Necrosis, too, is a challenge, he said. “You have to avoid areas of FNA and associated fibrosis because FNA track can be mistaken for necrosis, especially in oncocytic tumors. FNA can cause infarction in oncocytic tumors and be mistaken for tumor necrosis”(Fig. 13). He has seen adenomatous and cystic change in these tumors mistaken for necrosis (Fig. 14). An adenoma with its solid growth pattern with central edematous change can be interpreted as having tumor necrosis. Fig. 15 shows what Dr. Baloch describes as true necrosis: “There is significant nuclear debris, consistent with the solid growth pattern.” On the left is a poorly differentiated carcinoma; the right side shows a more well-differentiated area that also exhibits necrosis.
“Necrosis and mitotic activity are important features to watch for. I believe this will significantly impact the way we approach head and neck, as well as endocrine pathology,” he said, “because these tumors behave differently.”
FNA is not ideal for diagnosing differentiated high-grade thyroid carcinoma (Torous VF, et al. Cancer Cytopathol. 2024;132[8]:525–536). In their multi-institutional study of 40 such cases with prior FNA, Dr. Baloch and coauthors reported that more than 97 percent of cases were classified as Bethesda category IV (follicular neoplasm or oncocytic follicular neoplasm), category V (suspicious for malignancy), or category VI (malignant). About 25 percent of differentiated high-grade thyroid carcinoma cases showed cytologic features that included marked cytologic atypia, increased anisonucleosis, large oval nuclei, mitotic activity, or necrosis (p < .05). “And that is something to watch for in these large-size tumors or the tumors that are infiltrating,” he said. Sixty-eight percent of differentiated high-grade thyroid carcinoma cases were associated with high-risk molecular alterations, and TERT mutations occurred in 41 percent, of which 89 percent were associated with a second mutation, usually RAS or BRAF p.V600E.

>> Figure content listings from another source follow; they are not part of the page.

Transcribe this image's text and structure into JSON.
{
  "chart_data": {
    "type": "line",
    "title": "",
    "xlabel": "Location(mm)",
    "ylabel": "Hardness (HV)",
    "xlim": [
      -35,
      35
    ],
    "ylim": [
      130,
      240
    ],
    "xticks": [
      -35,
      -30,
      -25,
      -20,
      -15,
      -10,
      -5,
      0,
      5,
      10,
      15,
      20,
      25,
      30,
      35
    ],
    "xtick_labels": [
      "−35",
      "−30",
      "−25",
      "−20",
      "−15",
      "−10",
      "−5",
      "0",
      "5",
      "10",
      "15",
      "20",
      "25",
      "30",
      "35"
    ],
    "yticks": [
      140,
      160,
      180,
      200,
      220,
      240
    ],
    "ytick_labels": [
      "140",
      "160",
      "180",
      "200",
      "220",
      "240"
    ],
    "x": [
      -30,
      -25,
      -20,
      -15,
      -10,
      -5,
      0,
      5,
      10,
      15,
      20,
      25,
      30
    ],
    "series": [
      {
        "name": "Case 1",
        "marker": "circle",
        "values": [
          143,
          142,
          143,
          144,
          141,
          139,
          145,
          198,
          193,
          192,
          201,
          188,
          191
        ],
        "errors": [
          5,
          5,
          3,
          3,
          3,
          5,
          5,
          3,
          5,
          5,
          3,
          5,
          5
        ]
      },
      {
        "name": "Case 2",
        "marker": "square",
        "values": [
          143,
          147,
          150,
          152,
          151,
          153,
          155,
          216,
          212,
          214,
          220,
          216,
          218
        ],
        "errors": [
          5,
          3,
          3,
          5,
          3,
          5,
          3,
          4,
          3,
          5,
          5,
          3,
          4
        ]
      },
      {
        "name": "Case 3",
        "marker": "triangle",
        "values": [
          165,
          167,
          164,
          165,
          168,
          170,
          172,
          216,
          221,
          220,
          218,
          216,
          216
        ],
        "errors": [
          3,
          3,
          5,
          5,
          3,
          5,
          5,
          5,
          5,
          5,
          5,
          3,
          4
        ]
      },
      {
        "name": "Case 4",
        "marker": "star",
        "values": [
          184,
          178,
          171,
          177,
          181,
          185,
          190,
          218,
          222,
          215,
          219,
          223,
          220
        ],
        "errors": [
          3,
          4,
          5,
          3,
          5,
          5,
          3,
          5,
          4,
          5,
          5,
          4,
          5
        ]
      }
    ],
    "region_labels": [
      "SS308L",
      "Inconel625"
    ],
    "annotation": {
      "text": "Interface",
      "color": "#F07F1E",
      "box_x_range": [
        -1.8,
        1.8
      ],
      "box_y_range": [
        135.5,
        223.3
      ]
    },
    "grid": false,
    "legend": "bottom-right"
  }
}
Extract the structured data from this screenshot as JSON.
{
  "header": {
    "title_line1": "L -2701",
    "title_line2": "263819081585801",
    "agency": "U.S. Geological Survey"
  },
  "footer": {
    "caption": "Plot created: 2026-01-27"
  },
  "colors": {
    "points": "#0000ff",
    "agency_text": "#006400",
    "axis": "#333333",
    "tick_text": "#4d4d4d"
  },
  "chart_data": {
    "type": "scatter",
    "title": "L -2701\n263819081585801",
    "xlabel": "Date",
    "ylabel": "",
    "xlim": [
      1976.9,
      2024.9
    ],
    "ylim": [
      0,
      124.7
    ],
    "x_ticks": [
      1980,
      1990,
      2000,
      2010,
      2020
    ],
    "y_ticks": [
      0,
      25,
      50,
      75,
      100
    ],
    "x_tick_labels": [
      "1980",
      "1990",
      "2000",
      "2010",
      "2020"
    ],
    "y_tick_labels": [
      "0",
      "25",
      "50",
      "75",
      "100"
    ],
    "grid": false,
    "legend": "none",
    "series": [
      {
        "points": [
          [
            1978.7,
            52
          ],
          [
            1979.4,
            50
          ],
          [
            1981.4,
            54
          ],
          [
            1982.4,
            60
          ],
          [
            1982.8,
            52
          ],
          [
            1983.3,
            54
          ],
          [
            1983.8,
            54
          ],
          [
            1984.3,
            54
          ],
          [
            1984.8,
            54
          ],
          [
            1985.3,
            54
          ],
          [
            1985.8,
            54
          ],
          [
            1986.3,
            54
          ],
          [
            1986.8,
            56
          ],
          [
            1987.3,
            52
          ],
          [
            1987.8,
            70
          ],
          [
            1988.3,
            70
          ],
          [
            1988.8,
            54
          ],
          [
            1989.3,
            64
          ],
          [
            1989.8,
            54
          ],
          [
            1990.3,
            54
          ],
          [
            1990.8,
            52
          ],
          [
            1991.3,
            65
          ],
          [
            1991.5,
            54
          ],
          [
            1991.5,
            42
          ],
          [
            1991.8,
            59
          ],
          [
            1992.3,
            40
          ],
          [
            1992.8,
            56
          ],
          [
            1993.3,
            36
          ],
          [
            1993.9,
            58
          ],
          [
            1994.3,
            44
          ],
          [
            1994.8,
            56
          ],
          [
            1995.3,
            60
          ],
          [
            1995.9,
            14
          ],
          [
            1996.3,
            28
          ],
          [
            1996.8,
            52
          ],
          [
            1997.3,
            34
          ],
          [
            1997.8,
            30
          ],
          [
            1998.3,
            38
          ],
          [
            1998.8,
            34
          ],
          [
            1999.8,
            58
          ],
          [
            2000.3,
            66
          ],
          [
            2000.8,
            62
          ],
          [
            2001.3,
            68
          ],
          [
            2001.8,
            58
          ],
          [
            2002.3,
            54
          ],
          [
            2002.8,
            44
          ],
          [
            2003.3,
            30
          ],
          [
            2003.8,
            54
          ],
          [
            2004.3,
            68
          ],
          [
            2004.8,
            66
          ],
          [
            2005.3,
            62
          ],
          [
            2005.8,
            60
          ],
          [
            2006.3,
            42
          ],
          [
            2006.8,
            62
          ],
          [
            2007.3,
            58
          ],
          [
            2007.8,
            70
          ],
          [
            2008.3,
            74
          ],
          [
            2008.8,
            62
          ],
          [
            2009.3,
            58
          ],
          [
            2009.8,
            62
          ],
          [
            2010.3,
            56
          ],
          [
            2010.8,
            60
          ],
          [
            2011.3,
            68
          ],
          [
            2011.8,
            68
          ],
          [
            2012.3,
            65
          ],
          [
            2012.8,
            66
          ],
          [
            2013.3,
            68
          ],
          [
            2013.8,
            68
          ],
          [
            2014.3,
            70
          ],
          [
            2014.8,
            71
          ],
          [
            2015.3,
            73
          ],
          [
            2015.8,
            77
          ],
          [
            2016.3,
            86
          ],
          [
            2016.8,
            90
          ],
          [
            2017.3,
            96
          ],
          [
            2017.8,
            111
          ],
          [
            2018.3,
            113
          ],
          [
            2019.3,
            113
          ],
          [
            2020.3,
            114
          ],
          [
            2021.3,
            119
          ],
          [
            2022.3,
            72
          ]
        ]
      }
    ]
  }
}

The diagnosis of thyroid carcinoma today follows a “lasagna model,” Dr. Baloch said. Multiple layers—clinical presentation, ultrasound risk stratification, molecular profiling (pre- or postoperative), histologic classification, and clinical risk assessment—overlap and complement each other to provide a comprehensive and accurate evaluation.
Amy Carpenter is CAP TODAY senior editor.